Biasanya, aku selalu menungguinya makan sampai selesai. Namun kali itu, aku sedang agak sibuk dengan PR sekolah. Jadi setelah aku menuangkan makanannya, ia makan, dan kutinggal. Berselang 5 menit, aku mengintip dari jendela kamar ke halaman tempat Pocky makan. Alangkah kagetnya aku, karena yang sedang makan makanan tersebut adalah seekor kucing. Aku tidak langsung bergegas ke halaman, tetapi kuamati kucing itu menikmati makan tersebut, lalu aku juga mencari dimana Pocky berada saat itu. Aku lebih kaget lagi ketika melihat bahwa Pocky sedang menonton kucing itu makan dari jarak aman. Aku benar-benar geli terpingkal-pingkal. Di halaman, aku berdiri di tengah antara kucing yang sedang asyik makan dan Pocky yang menonton saja, dan aku berkata kepada Pocky, "Ayo Pok sini, jangan diam saja..Itu makananmu sedang dicuri." aku mendekat ke arah kucing, kemudian memanggil Pocky untuk mendekatiku, tetapi Pocky terlihat tidak percaya diri datang ke arahku. Setelah aku panggil beberapa kali mencoba meyakinkannya, tetapi hasilnya tetap nihil. Akhirnya kuusir kucing itu dengan paksa. Setelah itu, aku mengusap-ngusap kepala Pocky sambil berpikir, memang benar bahwa secara postu Pocky kecil kalah jauh dari kucing dewasa itu. Namun aku yakin, Pocky akan tumbuh besar dan menjadi anjing kuat suatu hari nanti.

⦽⦽⦽

Adik Kandung
Suatu kali, Tami mengirimkanku pesan singkat yang intinya ia ingin menitipkan anjingnya kepadaku karena ia hendak berlibur ke Singapura selama 4 malam. Anjing yang dititipkan kepadaku tidak lain tidak bukan adalah saudara kandung Pocky. Lebih tepatnya adik kandung, karena Pocky adalah anak sulung. Aku mengiyakan terhadap permintaan tolong dari Tami. Singkat cerita, Tami datang bersama kedua orangtuanya bersama anjing tersebut. Namanya Kiko. Tak lupa, Tami dan mamanya juga bertemu kangen dengan Pocky. Alangkah kagetnya mereka melihat Pocky karena perawakannya berbeda jauh dengan Kiko yang saat itu masih terlihat anak-anak. Pocky terlihat lebih dewasa. Tidak hanya perawakan, tetapi juga dari segi postur, Pocky terlihat lebih kekar, tegap, tinggi, dan besar. Padahal umur Pocky dan Kiko sama, yaitu sekitar 3 bulan pada waktu itu.
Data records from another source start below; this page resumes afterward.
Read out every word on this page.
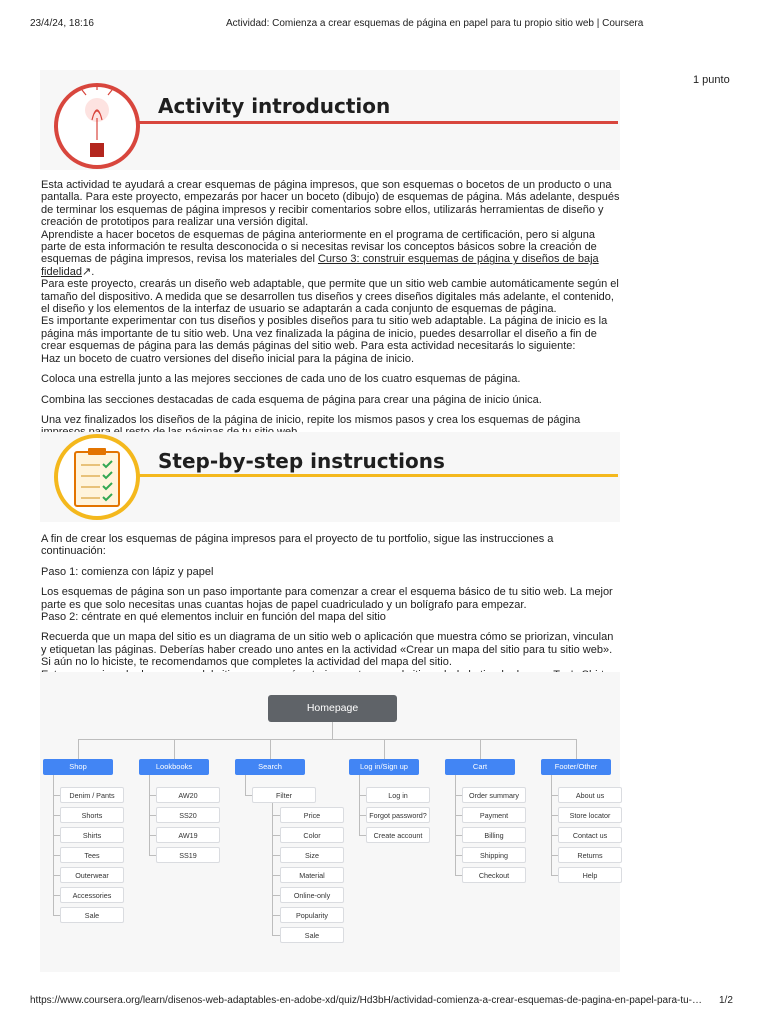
23/4/24, 18:16	Actividad: Comienza a crear esquemas de página en papel para tu propio sitio web | Coursera
1 punto
Activity introduction

Esta actividad te ayudará a crear esquemas de página impresos, que son esquemas o bocetos de un producto o una pantalla. Para este proyecto, empezarás por hacer un boceto (dibujo) de esquemas de página. Más adelante, después de terminar los esquemas de página impresos y recibir comentarios sobre ellos, utilizarás herramientas de diseño y creación de prototipos para realizar una versión digital.

Aprendiste a hacer bocetos de esquemas de página anteriormente en el programa de certificación, pero si alguna parte de esta información te resulta desconocida o si necesitas revisar los conceptos básicos sobre la creación de esquemas de página impresos, revisa los materiales del Curso 3: construir esquemas de página y diseños de baja fidelidad↗.

Para este proyecto, crearás un diseño web adaptable, que permite que un sitio web cambie automáticamente según el tamaño del dispositivo. A medida que se desarrollen tus diseños y crees diseños digitales más adelante, el contenido, el diseño y los elementos de la interfaz de usuario se adaptarán a cada conjunto de esquemas de página.

Es importante experimentar con tus diseños y posibles diseños para tu sitio web adaptable. La página de inicio es la página más importante de tu sitio web. Una vez finalizada la página de inicio, puedes desarrollar el diseño a fin de crear esquemas de página para las demás páginas del sitio web. Para esta actividad necesitarás lo siguiente:

Haz un boceto de cuatro versiones del diseño inicial para la página de inicio.

Coloca una estrella junto a las mejores secciones de cada uno de los cuatro esquemas de página.

Combina las secciones destacadas de cada esquema de página para crear una página de inicio única.

Una vez finalizados los diseños de la página de inicio, repite los mismos pasos y crea los esquemas de página

Step-by-step instructions

A fin de crear los esquemas de página impresos para el proyecto de tu portfolio, sigue las instrucciones a continuación:

Paso 1: comienza con lápiz y papel

Los esquemas de página son un paso importante para comenzar a crear el esquema básico de tu sitio web. La mejor parte es que solo necesitas unas cuantas hojas de papel cuadriculado y un bolígrafo para empezar.

Paso 2: céntrate en qué elementos incluir en función del mapa del sitio

Recuerda que un mapa del sitio es un diagrama de un sitio web o aplicación que muestra cómo se priorizan, vinculan y etiquetan las páginas. Deberías haber creado uno antes en la actividad «Crear un mapa del sitio para tu sitio web». Si aún no lo hiciste, te recomendamos que completes la actividad del mapa del sitio.

Homepage
Shop
Denim / Pants
Shorts
Shirts
Tees
Outerwear
Accessories
Sale
Lookbooks
AW20
SS20
AW19
SS19
Search
Filter
Price
Color
Size
Material
Online-only
Popularity
Sale
Log in/Sign up
Log in
Forgot password?
Create account
Cart
Order summary
Payment
Billing
Shipping
Checkout
Footer/Other
About us
Store locator
Contact us
Returns
Help
https://www.coursera.org/learn/disenos-web-adaptables-en-adobe-xd/quiz/Hd3bH/actividad-comienza-a-crear-esquemas-de-pagina-en-papel-para-tu-… 1/2
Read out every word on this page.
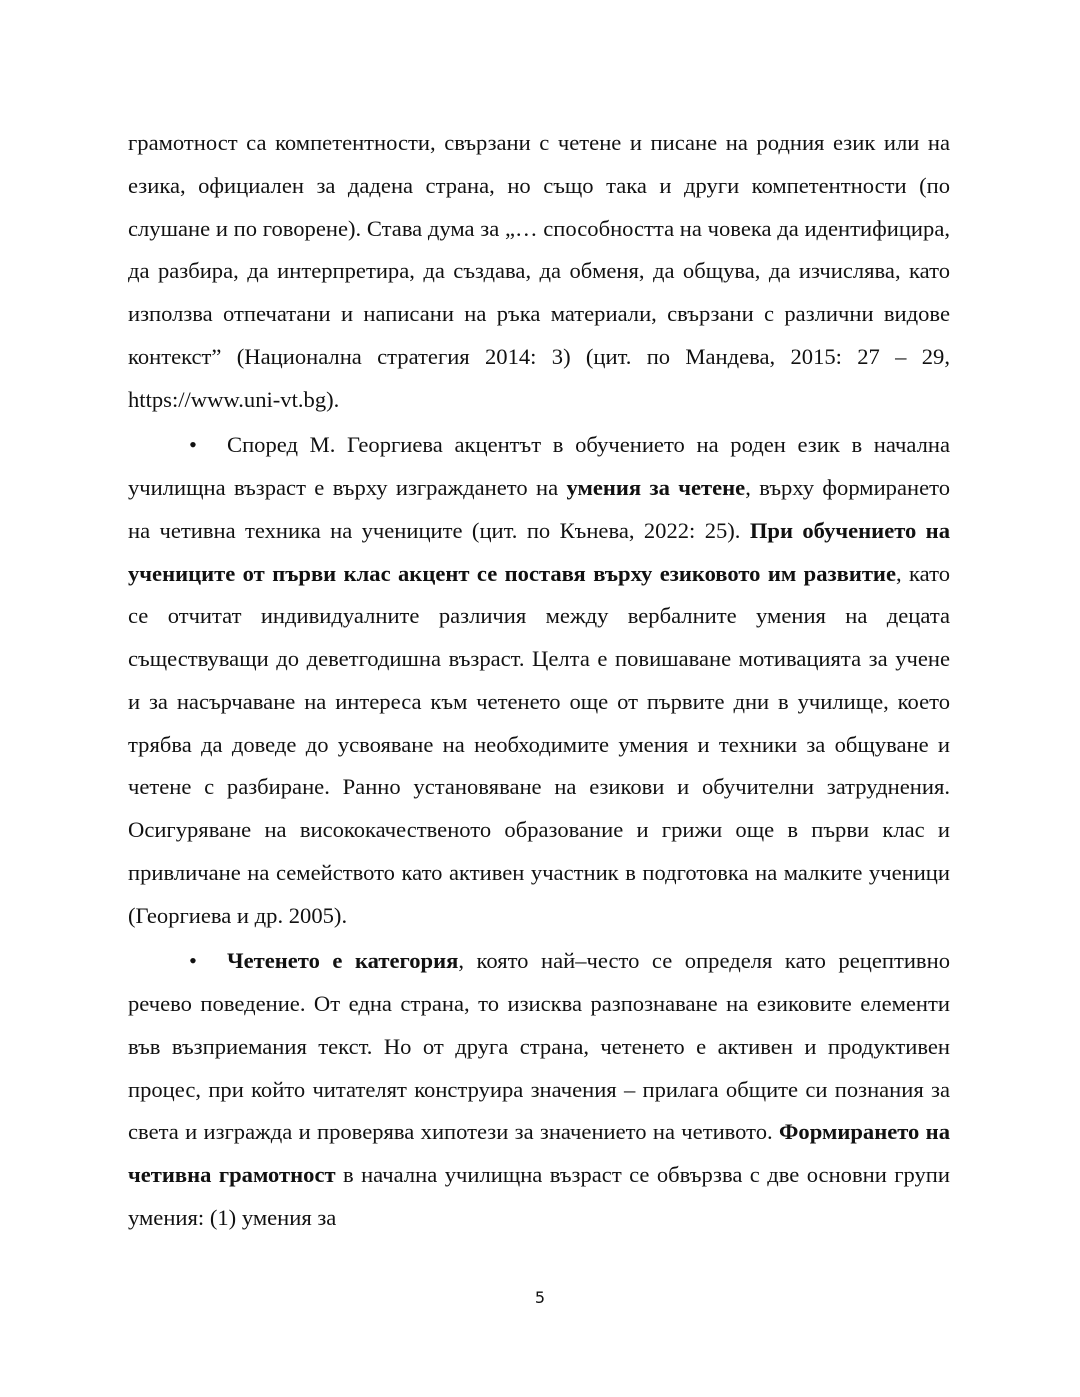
грамотност са компетентности, свързани с четене и писане на родния език или на езика, официален за дадена страна, но също така и други компетентности (по слушане и по говорене). Става дума за „… способността на човека да идентифицира, да разбира, да интерпретира, да създава, да обменя, да общува, да изчислява, като използва отпечатани и написани на ръка материали, свързани с различни видове контекст” (Национална стратегия 2014: 3) (цит. по Мандева, 2015: 27 – 29, https://www.uni-vt.bg).

• Според М. Георгиева акцентът в обучението на роден език в начална училищна възраст е върху изграждането на умения за четене, върху формирането на четивна техника на учениците (цит. по Кънева, 2022: 25). При обучението на учениците от първи клас акцент се поставя върху езиковото им развитие, като се отчитат индивидуалните различия между вербалните умения на децата съществуващи до деветгодишна възраст. Целта е повишаване мотивацията за учене и за насърчаване на интереса към четенето още от първите дни в училище, което трябва да доведе до усвояване на необходимите умения и техники за общуване и четене с разбиране. Ранно установяване на езикови и обучителни затруднения. Осигуряване на висококачественото образование и грижи още в първи клас и привличане на семейството като активен участник в подготовка на малките ученици (Георгиева и др. 2005).

• Четенето е категория, която най–често се определя като рецептивно речево поведение. От една страна, то изисква разпознаване на езиковите елементи във възприемания текст. Но от друга страна, четенето е активен и продуктивен процес, при който читателят конструира значения – прилага общите си познания за света и изгражда и проверява хипотези за значението на четивото. Формирането на четивна грамотност в начална училищна възраст се обвързва с две основни групи умения: (1) умения за

5
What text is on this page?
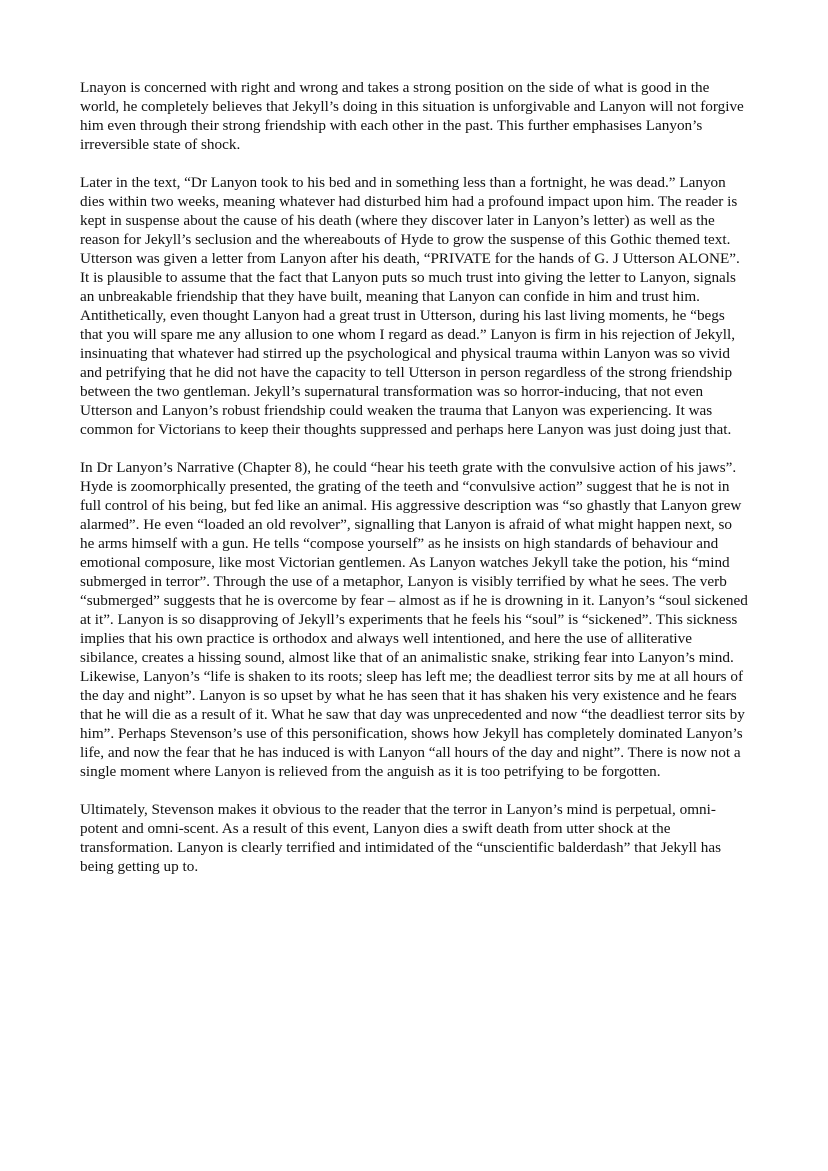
Lnayon is concerned with right and wrong and takes a strong position on the side of what is good in the world, he completely believes that Jekyll’s doing in this situation is unforgivable and Lanyon will not forgive him even through their strong friendship with each other in the past. This further emphasises Lanyon’s irreversible state of shock.

Later in the text, “Dr Lanyon took to his bed and in something less than a fortnight, he was dead.” Lanyon dies within two weeks, meaning whatever had disturbed him had a profound impact upon him. The reader is kept in suspense about the cause of his death (where they discover later in Lanyon’s letter) as well as the reason for Jekyll’s seclusion and the whereabouts of Hyde to grow the suspense of this Gothic themed text. Utterson was given a letter from Lanyon after his death, “PRIVATE for the hands of G. J Utterson ALONE”. It is plausible to assume that the fact that Lanyon puts so much trust into giving the letter to Lanyon, signals an unbreakable friendship that they have built, meaning that Lanyon can confide in him and trust him. Antithetically, even thought Lanyon had a great trust in Utterson, during his last living moments, he “begs that you will spare me any allusion to one whom I regard as dead.” Lanyon is firm in his rejection of Jekyll, insinuating that whatever had stirred up the psychological and physical trauma within Lanyon was so vivid and petrifying that he did not have the capacity to tell Utterson in person regardless of the strong friendship between the two gentleman. Jekyll’s supernatural transformation was so horror-inducing, that not even Utterson and Lanyon’s robust friendship could weaken the trauma that Lanyon was experiencing. It was common for Victorians to keep their thoughts suppressed and perhaps here Lanyon was just doing just that.

In Dr Lanyon’s Narrative (Chapter 8), he could “hear his teeth grate with the convulsive action of his jaws”. Hyde is zoomorphically presented, the grating of the teeth and “convulsive action” suggest that he is not in full control of his being, but fed like an animal. His aggressive description was “so ghastly that Lanyon grew alarmed”. He even “loaded an old revolver”, signalling that Lanyon is afraid of what might happen next, so he arms himself with a gun. He tells “compose yourself” as he insists on high standards of behaviour and emotional composure, like most Victorian gentlemen. As Lanyon watches Jekyll take the potion, his “mind submerged in terror”. Through the use of a metaphor, Lanyon is visibly terrified by what he sees. The verb “submerged” suggests that he is overcome by fear – almost as if he is drowning in it. Lanyon’s “soul sickened at it”. Lanyon is so disapproving of Jekyll’s experiments that he feels his “soul” is “sickened”. This sickness implies that his own practice is orthodox and always well intentioned, and here the use of alliterative sibilance, creates a hissing sound, almost like that of an animalistic snake, striking fear into Lanyon’s mind. Likewise, Lanyon’s “life is shaken to its roots; sleep has left me; the deadliest terror sits by me at all hours of the day and night”. Lanyon is so upset by what he has seen that it has shaken his very existence and he fears that he will die as a result of it. What he saw that day was unprecedented and now “the deadliest terror sits by him”. Perhaps Stevenson’s use of this personification, shows how Jekyll has completely dominated Lanyon’s life, and now the fear that he has induced is with Lanyon “all hours of the day and night”. There is now not a single moment where Lanyon is relieved from the anguish as it is too petrifying to be forgotten.

Ultimately, Stevenson makes it obvious to the reader that the terror in Lanyon’s mind is perpetual, omni-potent and omni-scent. As a result of this event, Lanyon dies a swift death from utter shock at the transformation. Lanyon is clearly terrified and intimidated of the “unscientific balderdash” that Jekyll has being getting up to.
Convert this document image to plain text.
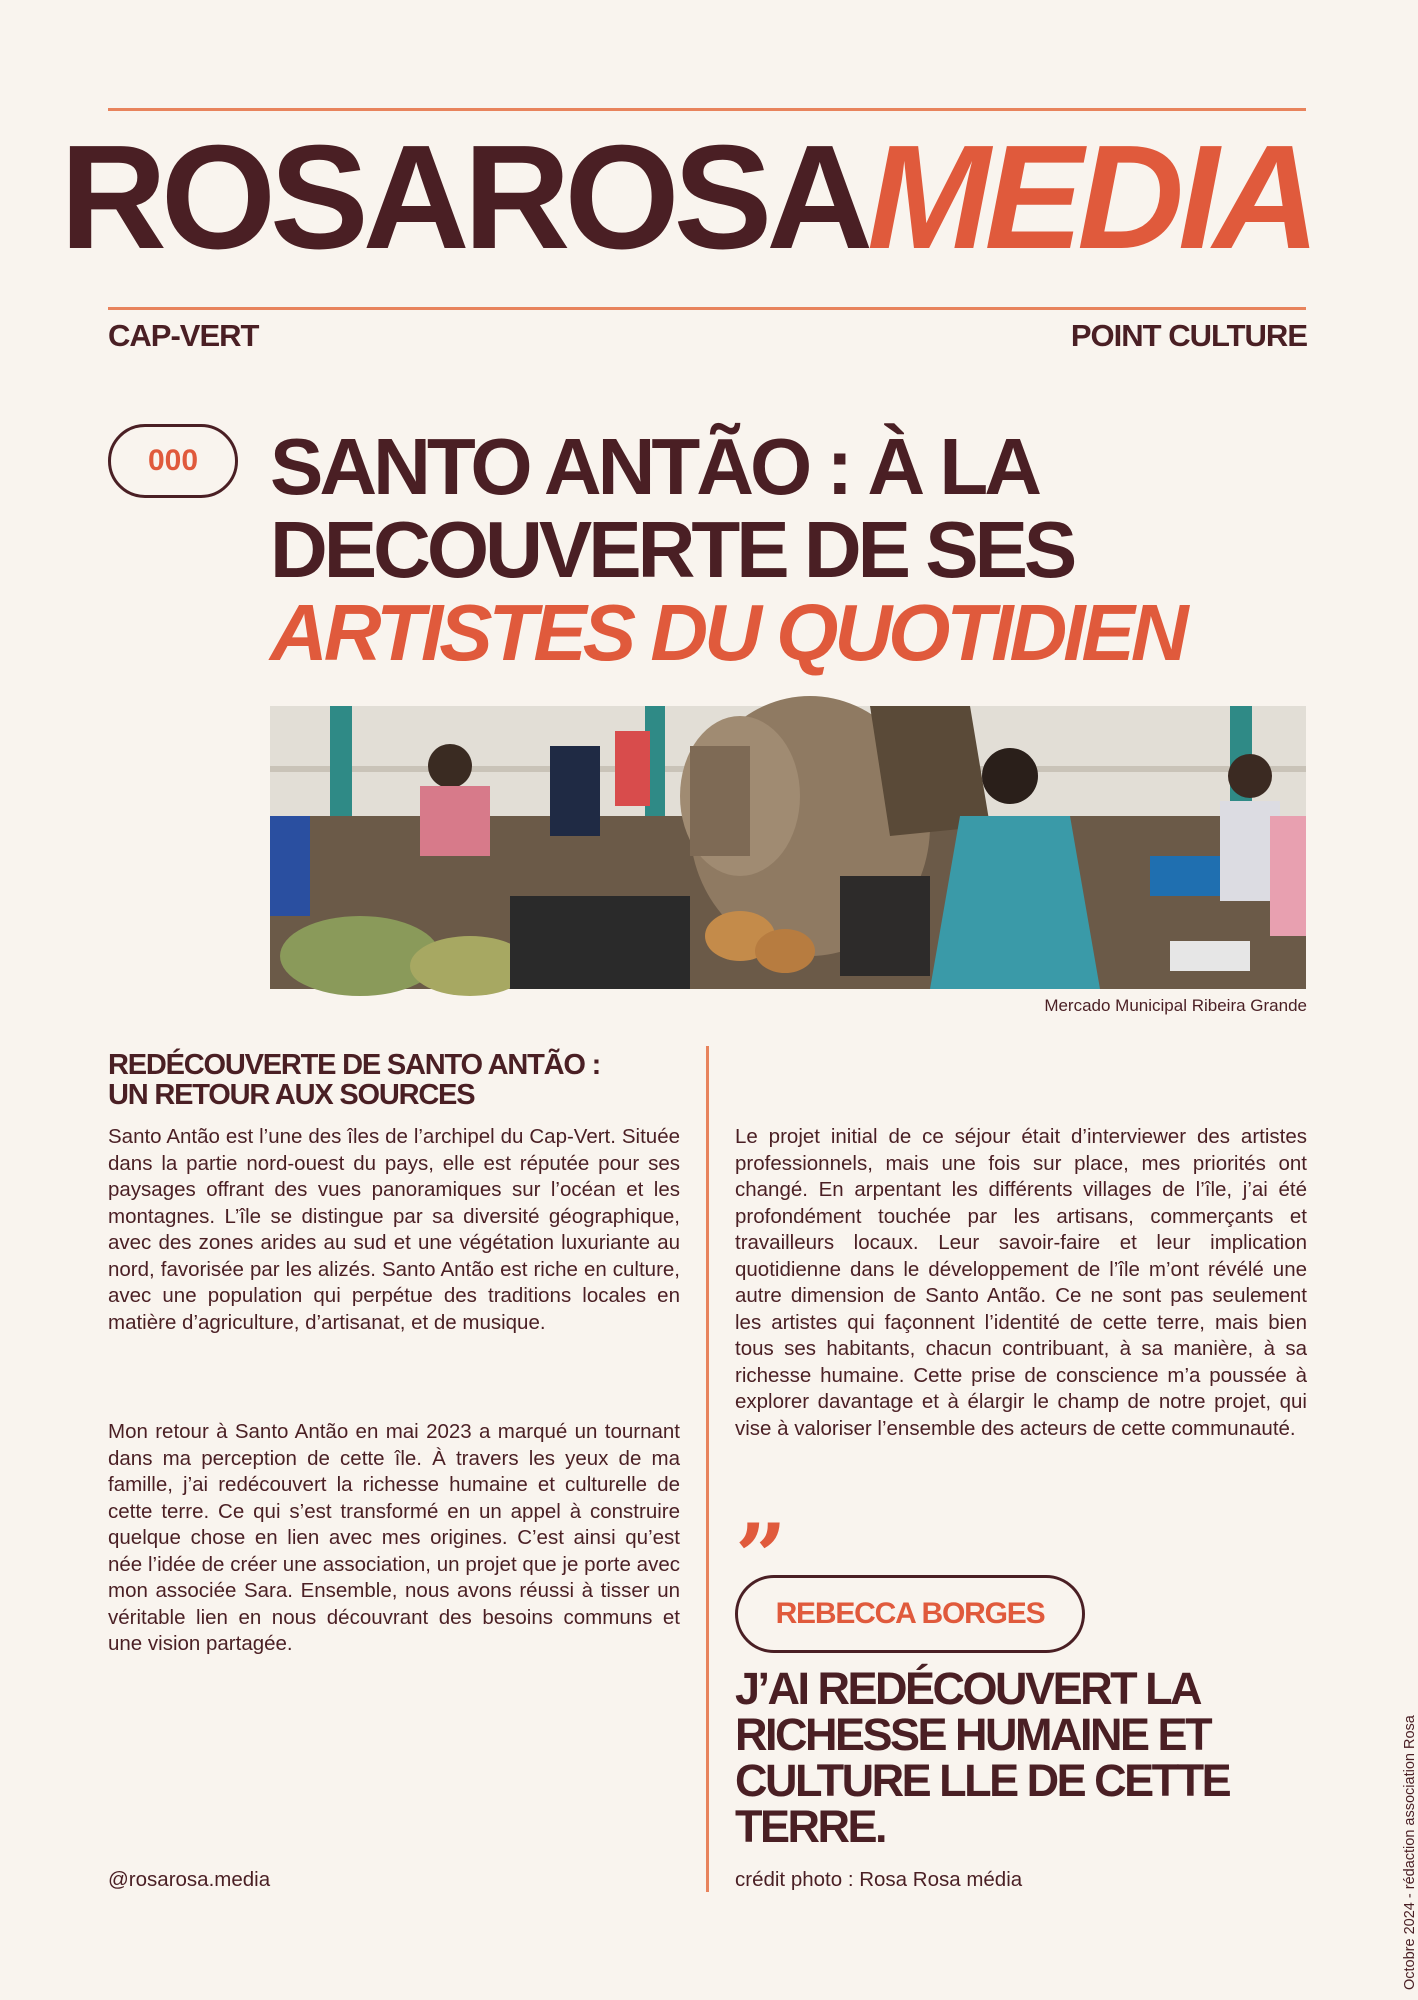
ROSAROSAMEDIA
CAP-VERT	POINT CULTURE
000 SANTO ANTÃO : À LA
DECOUVERTE DE SES
ARTISTES DU QUOTIDIEN
Mercado Municipal Ribeira Grande
REDÉCOUVERTE DE SANTO ANTÃO :
UN RETOUR AUX SOURCES

Santo Antão est l’une des îles de l’archipel du Cap-Vert. Située dans la partie nord-ouest du pays, elle est réputée pour ses paysages offrant des vues panoramiques sur l’océan et les montagnes. L’île se distingue par sa diversité géographique, avec des zones arides au sud et une végétation luxuriante au nord, favorisée par les alizés. Santo Antão est riche en culture, avec une population qui perpétue des traditions locales en matière d’agriculture, d’artisanat, et de musique.

Mon retour à Santo Antão en mai 2023 a marqué un tournant dans ma perception de cette île. À travers les yeux de ma famille, j’ai redécouvert la richesse humaine et culturelle de cette terre. Ce qui s’est transformé en un appel à construire quelque chose en lien avec mes origines. C’est ainsi qu’est née l’idée de créer une association, un projet que je porte avec mon associée Sara. Ensemble, nous avons réussi à tisser un véritable lien en nous découvrant des besoins communs et une vision partagée.

Le projet initial de ce séjour était d’interviewer des artistes professionnels, mais une fois sur place, mes priorités ont changé. En arpentant les différents villages de l’île, j’ai été profondément touchée par les artisans, commerçants et travailleurs locaux. Leur savoir-faire et leur implication quotidienne dans le développement de l’île m’ont révélé une autre dimension de Santo Antão. Ce ne sont pas seulement les artistes qui façonnent l’identité de cette terre, mais bien tous ses habitants, chacun contribuant, à sa manière, à sa richesse humaine. Cette prise de conscience m’a poussée à explorer davantage et à élargir le champ de notre projet, qui vise à valoriser l’ensemble des acteurs de cette communauté.

”
REBECCA BORGES
J’AI REDÉCOUVERT LA
RICHESSE HUMAINE ET
CULTURE LLE DE CETTE
TERRE.
@rosarosa.media	crédit photo : Rosa Rosa média	Octobre 2024 - rédaction association Rosa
Tami menitipkan 1 bungkus makan kering dan 2 kemasan besar susu cair untuk Kiko yang dititipkan kepadaku. Setelah Tami dan keluarganya meninggalkan rumahku, Pocky dan Kiko sangat akrab bermain. Mungkin mereka saling berkangen ria setelah 2 bulan tak bertemu, begitu lamunanku terhadap interaksi mereka berdua. 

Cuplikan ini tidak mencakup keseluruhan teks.